Gewinne trotz Staatszuschüssen – wegen verkürzter Bilanz
Dass die Bahn AG überhaupt Gewinne machen kann trotz des akuten Reparatur- und Sanierungsstaus, der viele Milliarden Euro erfordert, hängt mit ihrer verkürzten Bilanz zusammen. Die Aktiengesellschaft des Bundes, die ursprünglich einmal an die Börse gebracht werden sollte, enthält nur die lukrativen Teile des Bahnsystems, die sich theoretisch privatisieren lassen würden.

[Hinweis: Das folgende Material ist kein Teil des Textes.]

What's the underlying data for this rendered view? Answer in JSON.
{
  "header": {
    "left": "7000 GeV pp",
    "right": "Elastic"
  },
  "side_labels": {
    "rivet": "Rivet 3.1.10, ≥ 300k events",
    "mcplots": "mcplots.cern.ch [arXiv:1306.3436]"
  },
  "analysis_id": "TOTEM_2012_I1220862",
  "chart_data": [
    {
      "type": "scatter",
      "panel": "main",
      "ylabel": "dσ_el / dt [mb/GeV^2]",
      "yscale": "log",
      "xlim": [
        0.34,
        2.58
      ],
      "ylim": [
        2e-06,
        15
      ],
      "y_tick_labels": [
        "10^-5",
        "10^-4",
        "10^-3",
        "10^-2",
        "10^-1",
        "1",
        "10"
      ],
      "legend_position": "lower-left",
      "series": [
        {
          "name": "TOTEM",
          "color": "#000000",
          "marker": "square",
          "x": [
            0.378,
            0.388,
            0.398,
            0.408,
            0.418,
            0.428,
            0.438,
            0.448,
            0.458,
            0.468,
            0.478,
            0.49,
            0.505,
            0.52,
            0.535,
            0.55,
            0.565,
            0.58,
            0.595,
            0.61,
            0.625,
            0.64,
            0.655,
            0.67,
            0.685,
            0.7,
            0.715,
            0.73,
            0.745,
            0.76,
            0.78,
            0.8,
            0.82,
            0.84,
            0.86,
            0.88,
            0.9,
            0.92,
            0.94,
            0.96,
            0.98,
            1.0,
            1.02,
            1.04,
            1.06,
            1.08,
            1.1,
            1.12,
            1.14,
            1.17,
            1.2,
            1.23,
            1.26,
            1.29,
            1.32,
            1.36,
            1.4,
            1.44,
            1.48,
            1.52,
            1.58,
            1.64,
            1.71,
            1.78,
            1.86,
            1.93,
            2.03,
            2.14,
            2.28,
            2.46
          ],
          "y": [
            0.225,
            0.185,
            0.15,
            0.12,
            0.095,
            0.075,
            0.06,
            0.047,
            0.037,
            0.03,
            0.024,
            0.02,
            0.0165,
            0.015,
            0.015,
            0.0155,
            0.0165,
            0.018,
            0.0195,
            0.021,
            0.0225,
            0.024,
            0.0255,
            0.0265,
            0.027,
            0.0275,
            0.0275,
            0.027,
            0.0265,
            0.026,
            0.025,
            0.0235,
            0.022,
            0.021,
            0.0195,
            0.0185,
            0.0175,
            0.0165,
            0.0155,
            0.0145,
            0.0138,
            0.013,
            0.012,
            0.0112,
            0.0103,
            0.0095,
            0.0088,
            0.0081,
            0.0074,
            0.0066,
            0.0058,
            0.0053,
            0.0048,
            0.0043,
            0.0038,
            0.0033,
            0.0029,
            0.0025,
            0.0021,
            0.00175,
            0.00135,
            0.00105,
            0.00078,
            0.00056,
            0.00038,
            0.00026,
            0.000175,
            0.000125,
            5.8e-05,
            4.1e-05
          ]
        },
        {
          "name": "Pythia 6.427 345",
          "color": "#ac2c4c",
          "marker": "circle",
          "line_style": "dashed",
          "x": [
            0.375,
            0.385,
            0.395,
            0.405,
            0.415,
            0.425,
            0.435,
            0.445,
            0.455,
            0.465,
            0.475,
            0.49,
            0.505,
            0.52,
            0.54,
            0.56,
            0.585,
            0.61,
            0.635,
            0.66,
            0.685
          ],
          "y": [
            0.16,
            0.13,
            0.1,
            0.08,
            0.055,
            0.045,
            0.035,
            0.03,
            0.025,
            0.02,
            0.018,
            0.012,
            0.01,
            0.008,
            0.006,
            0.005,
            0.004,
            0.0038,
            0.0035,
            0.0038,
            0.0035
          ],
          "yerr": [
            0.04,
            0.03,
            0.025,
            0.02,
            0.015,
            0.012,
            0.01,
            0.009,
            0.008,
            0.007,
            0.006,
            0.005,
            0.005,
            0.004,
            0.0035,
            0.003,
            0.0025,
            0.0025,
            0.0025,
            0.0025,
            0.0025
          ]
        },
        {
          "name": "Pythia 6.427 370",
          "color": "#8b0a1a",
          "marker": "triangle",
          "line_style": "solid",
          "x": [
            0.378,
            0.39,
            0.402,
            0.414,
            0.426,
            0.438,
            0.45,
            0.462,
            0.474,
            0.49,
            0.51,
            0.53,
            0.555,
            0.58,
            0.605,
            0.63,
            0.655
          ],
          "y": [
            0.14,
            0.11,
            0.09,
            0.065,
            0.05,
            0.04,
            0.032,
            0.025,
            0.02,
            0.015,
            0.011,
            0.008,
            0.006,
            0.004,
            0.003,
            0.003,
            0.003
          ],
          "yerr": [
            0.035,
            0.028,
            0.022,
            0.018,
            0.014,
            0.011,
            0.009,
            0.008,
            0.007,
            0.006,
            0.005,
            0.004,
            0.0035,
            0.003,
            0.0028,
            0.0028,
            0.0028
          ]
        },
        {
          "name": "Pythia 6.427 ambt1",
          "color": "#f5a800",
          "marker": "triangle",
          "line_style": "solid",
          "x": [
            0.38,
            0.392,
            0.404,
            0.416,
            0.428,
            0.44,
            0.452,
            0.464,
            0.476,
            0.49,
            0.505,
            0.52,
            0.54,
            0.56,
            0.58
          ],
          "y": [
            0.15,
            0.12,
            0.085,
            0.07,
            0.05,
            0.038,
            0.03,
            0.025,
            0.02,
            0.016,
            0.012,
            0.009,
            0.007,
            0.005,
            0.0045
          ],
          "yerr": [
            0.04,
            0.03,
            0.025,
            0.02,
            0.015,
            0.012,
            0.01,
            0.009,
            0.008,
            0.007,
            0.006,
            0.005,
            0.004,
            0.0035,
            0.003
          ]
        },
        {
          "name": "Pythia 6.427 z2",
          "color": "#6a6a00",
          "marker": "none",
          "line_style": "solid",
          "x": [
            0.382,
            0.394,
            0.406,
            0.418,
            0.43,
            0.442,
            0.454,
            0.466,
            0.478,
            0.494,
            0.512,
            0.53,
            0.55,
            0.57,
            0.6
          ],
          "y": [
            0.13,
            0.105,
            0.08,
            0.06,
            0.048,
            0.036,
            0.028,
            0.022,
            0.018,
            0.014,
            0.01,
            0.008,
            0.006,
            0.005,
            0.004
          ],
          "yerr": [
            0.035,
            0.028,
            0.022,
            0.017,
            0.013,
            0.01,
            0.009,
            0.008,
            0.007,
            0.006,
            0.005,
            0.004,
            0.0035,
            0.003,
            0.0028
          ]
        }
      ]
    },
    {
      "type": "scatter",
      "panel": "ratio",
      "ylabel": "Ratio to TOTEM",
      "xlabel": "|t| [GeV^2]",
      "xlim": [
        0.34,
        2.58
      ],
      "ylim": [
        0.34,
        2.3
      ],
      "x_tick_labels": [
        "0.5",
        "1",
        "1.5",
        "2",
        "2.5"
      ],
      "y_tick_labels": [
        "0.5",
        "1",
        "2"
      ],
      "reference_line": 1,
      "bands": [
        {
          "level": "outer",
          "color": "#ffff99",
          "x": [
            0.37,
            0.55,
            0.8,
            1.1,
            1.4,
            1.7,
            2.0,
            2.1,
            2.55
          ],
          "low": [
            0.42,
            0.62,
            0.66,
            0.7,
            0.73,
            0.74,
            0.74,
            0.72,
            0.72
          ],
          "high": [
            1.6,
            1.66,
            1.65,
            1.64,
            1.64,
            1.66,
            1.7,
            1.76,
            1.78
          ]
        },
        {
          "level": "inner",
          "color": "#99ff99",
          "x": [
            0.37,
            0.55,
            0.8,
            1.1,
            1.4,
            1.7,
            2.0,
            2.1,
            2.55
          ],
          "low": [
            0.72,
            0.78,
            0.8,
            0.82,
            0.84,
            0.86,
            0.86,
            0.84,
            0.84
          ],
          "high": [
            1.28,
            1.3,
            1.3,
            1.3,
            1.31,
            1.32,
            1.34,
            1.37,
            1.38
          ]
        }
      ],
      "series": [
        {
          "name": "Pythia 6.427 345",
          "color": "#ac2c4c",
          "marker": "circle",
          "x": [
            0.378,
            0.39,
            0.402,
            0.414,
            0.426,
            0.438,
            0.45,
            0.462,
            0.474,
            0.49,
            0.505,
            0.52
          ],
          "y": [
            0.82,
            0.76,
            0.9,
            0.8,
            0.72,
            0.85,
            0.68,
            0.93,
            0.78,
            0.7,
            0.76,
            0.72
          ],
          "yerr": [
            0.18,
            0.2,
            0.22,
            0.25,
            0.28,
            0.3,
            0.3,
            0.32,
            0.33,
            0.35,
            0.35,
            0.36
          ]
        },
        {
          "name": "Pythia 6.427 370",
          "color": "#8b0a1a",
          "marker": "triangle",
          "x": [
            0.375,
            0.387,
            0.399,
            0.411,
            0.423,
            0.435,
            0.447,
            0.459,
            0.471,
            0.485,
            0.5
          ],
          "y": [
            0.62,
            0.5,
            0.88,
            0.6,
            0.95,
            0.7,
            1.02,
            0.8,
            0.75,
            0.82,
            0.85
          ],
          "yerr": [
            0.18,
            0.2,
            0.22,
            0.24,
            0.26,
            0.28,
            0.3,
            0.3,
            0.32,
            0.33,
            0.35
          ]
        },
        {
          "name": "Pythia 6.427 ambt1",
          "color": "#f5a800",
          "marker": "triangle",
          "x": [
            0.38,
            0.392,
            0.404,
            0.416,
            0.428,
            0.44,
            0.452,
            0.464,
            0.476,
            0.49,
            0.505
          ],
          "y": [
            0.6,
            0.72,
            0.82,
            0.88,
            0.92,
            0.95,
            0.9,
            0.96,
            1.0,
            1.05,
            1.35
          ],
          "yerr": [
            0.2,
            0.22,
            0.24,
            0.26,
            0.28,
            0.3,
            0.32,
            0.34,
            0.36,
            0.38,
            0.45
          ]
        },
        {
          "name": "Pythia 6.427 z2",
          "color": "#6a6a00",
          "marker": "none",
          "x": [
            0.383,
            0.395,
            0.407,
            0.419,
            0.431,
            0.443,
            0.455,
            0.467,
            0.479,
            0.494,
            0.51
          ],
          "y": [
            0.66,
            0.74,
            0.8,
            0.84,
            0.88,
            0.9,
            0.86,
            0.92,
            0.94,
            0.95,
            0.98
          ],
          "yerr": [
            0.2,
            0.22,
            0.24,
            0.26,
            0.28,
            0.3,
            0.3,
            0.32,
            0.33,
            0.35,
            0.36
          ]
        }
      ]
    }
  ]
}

Der Großteil des Systems mit der Infrastruktur oder dem Regionalverkehr samt ÖPNV hängt nach wie vor am staatlichen Tropf von Bund und Ländern. Die müssen jedes Jahr zum Beispiel mehrere Milliarden Euro an sogenannten Regionalisierungsmitteln in die Bahn pumpen, damit überhaupt ein Öffentlicher Personennahverkehr möglich ist. Auch für die vielen Baustellen und Versäumnisse, wie eine teilweise veraltete Technik, wäre die Bahn AG an sich zuständig, weil es keine Trennung von Netz und Betrieb gibt. Aber in der Regel fällt die Finanzierung von Bau- und Reparaturvorhaben in die Zuständigkeit des Bundes.